ORIGINAL FRENCH ARTICLE: Le nombre de jeunes chômeurs dans le monde va encore augmenter selon l’OIT
Translated Saturday 22 September 2012, by Henry Crapoand reviewed by
According to the latest study on youth unemployment by the International Labor Organization, the future of the world’s young job-seekers, already hit hard by the economic crisis, will remain somber. The hardest hit are likely to be young people in North Africa and the Middle East, with a 0.2% increase over the forecast for 2012.
“The youth unemployment rate will worsen even more on a world scale because fallout from the euro crisis is spreading from the advanced economies to the emerging economies,” the ILO experts say. According to a paper entitled “Global Employment Outlook: Bleak Labor Market Prospects for Youth,” the youth unemployment rate will hit 12.9% in 2017, a 0.2% rise over the 2012 forecast (12.7%).
Young people in North Africa and the Middle East are hardest hit by joblessness, with a 2012 forecast for a 27.5% unemployment rate in North Africa and 26.4% in the Middle East. In the medium term, by 2017 the world unemployment rate for youth is likely to hit 12.9% In North Africa, the rate is likely to hit 26.7% and 28.4% in the Middle East.
“Even in countries with early signs of a jobs recovery and where new vacancies are opening up, many unemployed youth still find it difficult to land a job,” the ILO says. “This leads to discouragement and rising NEET rates (“neither in employment, education or training”) among young people,” said Ekkehard Ernst, the lead author of the paper and chief of the ILO’s Employment Trends Unit.
To help the jobless young out of job insecurity, the expert recommends recourse to schemes using employment guarantees and an emphasis on training.

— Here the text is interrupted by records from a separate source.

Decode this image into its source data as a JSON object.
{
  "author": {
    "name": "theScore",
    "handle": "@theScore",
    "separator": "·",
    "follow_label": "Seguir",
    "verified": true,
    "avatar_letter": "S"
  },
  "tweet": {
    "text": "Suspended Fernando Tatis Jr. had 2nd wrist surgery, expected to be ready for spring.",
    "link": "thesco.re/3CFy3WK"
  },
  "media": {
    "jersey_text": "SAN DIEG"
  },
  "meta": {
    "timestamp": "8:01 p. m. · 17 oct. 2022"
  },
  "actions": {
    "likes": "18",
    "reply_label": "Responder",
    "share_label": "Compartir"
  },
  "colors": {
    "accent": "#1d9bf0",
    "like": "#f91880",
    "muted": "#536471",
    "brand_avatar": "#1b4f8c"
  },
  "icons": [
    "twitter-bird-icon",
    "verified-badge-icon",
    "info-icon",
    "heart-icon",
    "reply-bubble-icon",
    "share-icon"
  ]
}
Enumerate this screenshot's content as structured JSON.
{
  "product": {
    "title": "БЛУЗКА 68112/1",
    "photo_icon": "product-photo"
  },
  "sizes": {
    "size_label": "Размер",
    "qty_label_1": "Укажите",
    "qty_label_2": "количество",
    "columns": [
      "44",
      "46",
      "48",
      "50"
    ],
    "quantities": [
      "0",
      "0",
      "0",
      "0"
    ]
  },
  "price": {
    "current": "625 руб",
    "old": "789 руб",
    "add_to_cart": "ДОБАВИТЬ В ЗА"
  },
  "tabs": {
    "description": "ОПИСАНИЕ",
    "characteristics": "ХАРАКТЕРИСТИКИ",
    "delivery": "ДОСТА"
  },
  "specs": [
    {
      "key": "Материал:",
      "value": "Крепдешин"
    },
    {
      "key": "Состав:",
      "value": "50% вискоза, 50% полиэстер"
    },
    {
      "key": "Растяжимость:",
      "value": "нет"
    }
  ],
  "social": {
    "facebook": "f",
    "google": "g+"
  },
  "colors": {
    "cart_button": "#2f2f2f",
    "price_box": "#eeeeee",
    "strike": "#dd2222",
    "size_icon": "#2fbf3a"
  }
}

This could “help get jobseekers off the street and into useful activities, providing a safeguard against further economic stress,” he added.
According to the paper, such youth guarantees can come at very limited cost, less than half a per cent of GDP among European countries. “In times of constrained public finances, this may seem like a large additional burden, but it will be less than the additional costs that come from young unemployed people permanently losing touch with the labor market,” the ILO paper says.